In an effort to be able to compare values across studies, we converted some of the results to percentages. These calculations derived from numerical values contained within individual reports or were estimated from figures. Ranges calculated from standard deviations or standard errors of the mean attempt to estimate a 95% confidence interval when actual ranges were not reported. We did not, however, perform any analyses comparing trials, which would make for an interesting future meta-analysis.

Fatty liver is a constant feature of NASH, but NASH is only distinguishable by liver biopsy. Not all trials included biopsies, and some of the trials with biopsies experienced difficulties in obtaining multiple or repeat biopsies. Some of the reasons for no repeat biopsy included subject withdrawal of consent, development of a biopsy contraindication (such as abnormal PT/PTT) during treatment, pediatric subjects, and exclusion of patients after baseline biopsy established the diagnosis of a liver disease other than fatty liver. We often view the histology from biopsies as being confirmatory, yet with improvements in MR methods, it appears that MR liver in some studies was equivalent or potentially superior in sensitivity to histopathologic scoring for liver fat. In studies which included histology with MRI liver fat analyses, the superior anatomic coverage of MR techniques generates confidence in MRI as a surrogate for histologic cellular change.

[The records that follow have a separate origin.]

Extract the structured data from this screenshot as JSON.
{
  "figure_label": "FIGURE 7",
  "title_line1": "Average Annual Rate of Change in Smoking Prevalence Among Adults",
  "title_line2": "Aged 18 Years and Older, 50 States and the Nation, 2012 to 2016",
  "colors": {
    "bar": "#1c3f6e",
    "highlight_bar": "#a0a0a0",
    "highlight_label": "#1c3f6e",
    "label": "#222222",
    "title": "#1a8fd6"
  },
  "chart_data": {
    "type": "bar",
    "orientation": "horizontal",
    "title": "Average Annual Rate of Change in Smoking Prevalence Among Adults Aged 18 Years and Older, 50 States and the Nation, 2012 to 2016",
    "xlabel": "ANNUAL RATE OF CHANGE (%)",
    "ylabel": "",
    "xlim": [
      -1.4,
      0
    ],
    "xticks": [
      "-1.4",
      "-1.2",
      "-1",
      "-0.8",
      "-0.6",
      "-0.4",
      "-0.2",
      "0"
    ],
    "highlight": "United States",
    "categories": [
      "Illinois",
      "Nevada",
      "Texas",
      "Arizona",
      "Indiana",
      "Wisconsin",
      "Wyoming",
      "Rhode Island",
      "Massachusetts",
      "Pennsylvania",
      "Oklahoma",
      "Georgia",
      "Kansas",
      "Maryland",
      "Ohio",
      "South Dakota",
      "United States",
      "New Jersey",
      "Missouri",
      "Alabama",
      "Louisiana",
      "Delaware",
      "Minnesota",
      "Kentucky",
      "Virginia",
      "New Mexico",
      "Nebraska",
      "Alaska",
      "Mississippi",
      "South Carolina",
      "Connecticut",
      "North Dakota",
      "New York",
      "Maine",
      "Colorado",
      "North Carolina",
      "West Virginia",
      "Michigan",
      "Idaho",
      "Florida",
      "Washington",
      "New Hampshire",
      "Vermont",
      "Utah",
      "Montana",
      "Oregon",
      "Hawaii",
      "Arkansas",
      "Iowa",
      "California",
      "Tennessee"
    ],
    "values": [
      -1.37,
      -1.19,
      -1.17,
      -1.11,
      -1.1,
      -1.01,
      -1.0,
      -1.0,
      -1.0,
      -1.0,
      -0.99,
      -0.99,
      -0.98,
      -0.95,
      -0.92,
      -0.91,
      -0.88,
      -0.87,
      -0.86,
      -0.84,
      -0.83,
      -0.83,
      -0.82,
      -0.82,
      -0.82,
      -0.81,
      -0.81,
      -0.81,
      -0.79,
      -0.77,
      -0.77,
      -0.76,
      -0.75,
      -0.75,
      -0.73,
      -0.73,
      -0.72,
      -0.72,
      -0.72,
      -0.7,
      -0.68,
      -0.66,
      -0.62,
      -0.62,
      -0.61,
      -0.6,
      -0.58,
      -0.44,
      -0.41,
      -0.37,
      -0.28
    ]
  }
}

This review of clinical trials with MR fatty liver endpoints concentrated on the subject populations, their baseline fatty liver level, and their respective baseline ranges of liver fat to demonstrate expected variability. Determining an inclusion criterion on the amount of fat needs to be considered in NAFLD and NASH trials, since this parameter is critical in designing determined study objectives and reasonable estimates of response, given the length of intervention. Not all drugs in development are at a stage that permits 6 months of dosing, and being able to identify early signs of efficacy might be critical in selecting candidates for future larger trials. Alternatively, no signs of efficacy may be an important stopping point for a candidate unlikely to be successful in a larger, longer multisite trial that is surely to be more expensive than a pilot investigation.

We did not include methods development papers, but acknowledge their importance in establishing the clinical utility of the endpoint and its readiness for use in clinical trials. Readers are directed to other pre-clinical [51], methods development [52,53], reproducibility [13,54] or clinical utility [55] reports for further information.

This extensive review of lifestyle and pharmacological trials which evaluated liver fat levels changes using MR techniques will serve as a useful reference for those developing trials particularly in NAFLD and NASH subjects.